Bulking up your gardens by planting the most attractive and beneficial plants for a broad range of insects will provide the most benefit to pollinators, whilst adding plants which are attractive or of benefit to only a small number of species helps provide food for more fussy specialists -- often the species most at risk. There are many bees which are not generalist and will only feed their offspring pollen from a small number or a single species of plant. Plant a mixture of broadly attractive and specialist plants and choose plants which will offer flowers over a long season or plan a succession of flower types throughout the season. See the tables below. There are lots more planting suggestions on my plants for pollinators pages along with download guides for plants for different types of bees. There are also lots of resources on the LBKA website.

Which plants attract what

Main benefiting pollinators

Reduce your reliance on pesticides

Pesticides do have their place but only as a final resort once other means of defeating pests and disease have been exhausted. Try mulching with compost and recycling garden waste to feed plants rather than chemical feeds, try companion planting to ward off unwelcome pests and attract beneficial insect predators over chemical sprays. Pesticides find their way into pollen and nectar and accumulate in social bee colonies where they can exhibit a wide range of symptoms including reduced reproductive success, decreased life span of the individual insects, compromised immune response and tolerances to environmental stressors and increased mortality rates. When buying plants for your garden try and find out from the seller or the grower whether neonicotinoid pesticides have been used in the plant's production -- these pesticides are harmful to bees and long lived in the plant and surrounding soil meaning they can have effects on wildlife for many years to come.

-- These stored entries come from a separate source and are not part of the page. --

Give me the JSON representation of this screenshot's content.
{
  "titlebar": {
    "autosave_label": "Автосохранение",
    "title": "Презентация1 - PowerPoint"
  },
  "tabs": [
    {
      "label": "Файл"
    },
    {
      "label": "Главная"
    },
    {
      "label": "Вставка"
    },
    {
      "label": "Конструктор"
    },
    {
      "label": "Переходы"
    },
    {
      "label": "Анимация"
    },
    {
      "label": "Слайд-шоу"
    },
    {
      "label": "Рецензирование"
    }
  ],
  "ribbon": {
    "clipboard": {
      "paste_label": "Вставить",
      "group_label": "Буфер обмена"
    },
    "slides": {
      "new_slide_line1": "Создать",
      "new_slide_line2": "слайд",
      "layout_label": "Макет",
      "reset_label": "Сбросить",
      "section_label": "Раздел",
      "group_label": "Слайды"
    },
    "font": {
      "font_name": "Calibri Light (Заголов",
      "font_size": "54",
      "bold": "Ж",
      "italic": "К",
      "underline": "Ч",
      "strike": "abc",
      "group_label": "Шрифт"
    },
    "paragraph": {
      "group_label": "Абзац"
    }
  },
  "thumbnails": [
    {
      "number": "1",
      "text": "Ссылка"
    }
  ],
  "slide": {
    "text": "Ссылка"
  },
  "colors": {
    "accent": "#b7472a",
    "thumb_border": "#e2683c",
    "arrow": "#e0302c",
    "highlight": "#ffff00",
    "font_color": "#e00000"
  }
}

Stop being so tidy in the garden

Try not to be too much of a compulsive tidy upper in your gardens. Try leaving small hidden away messy areas where vegetation is not cut back and things are left a little wilder. This will act as a refuge for invertebrates which are less tolerant of disturbed areas.

Learn to plan ahead

If you want to provide for pollinators in summer then the time to plan your planting activity is now. Decide what space you have, plan what you intend to grow and start placing orders now so that come spring you can have plants delivered and planted that will flower come summer. Planning ahead is especially important for spring bulbs which are best planted when dormant in autumn, 5-6 months before they will come into flower.

Give no dig gardening a try

Spreading composts and biodegradable mulches onto your soil and allowing worms and other detritivores to take nutrients down into the soil is much more beneficial to most soils over conventional digging in. By refraining from deep digging and only adding organic material to the soil surface we replicate what occurs in nature by creating a nutrient rich, moisture retaining top layer above increasingly mineral based layers of soil. Most plants have the majority of their roots within the top 30cm of soil, even very large trees seldom have roots penetrating deeper than 2-3 feet and they are mainly for anchorage rather than water and nutritional absorption. The benefit to bees in no deep digging is that solitary species nesting in the soil don't have their burrows disturbed and plants flower better. Digging frequently disturbs the buried seed bank meaning weed species can take hold, whereas no dig gardening results in far less seed bank disturbance and therefore a reduced weed problem. In the United States it has been found that many ground nesting solitary bee populations can triple on no dig farms compared to conventionally tilled crop fields as a result of fewer nest burrows being damaged.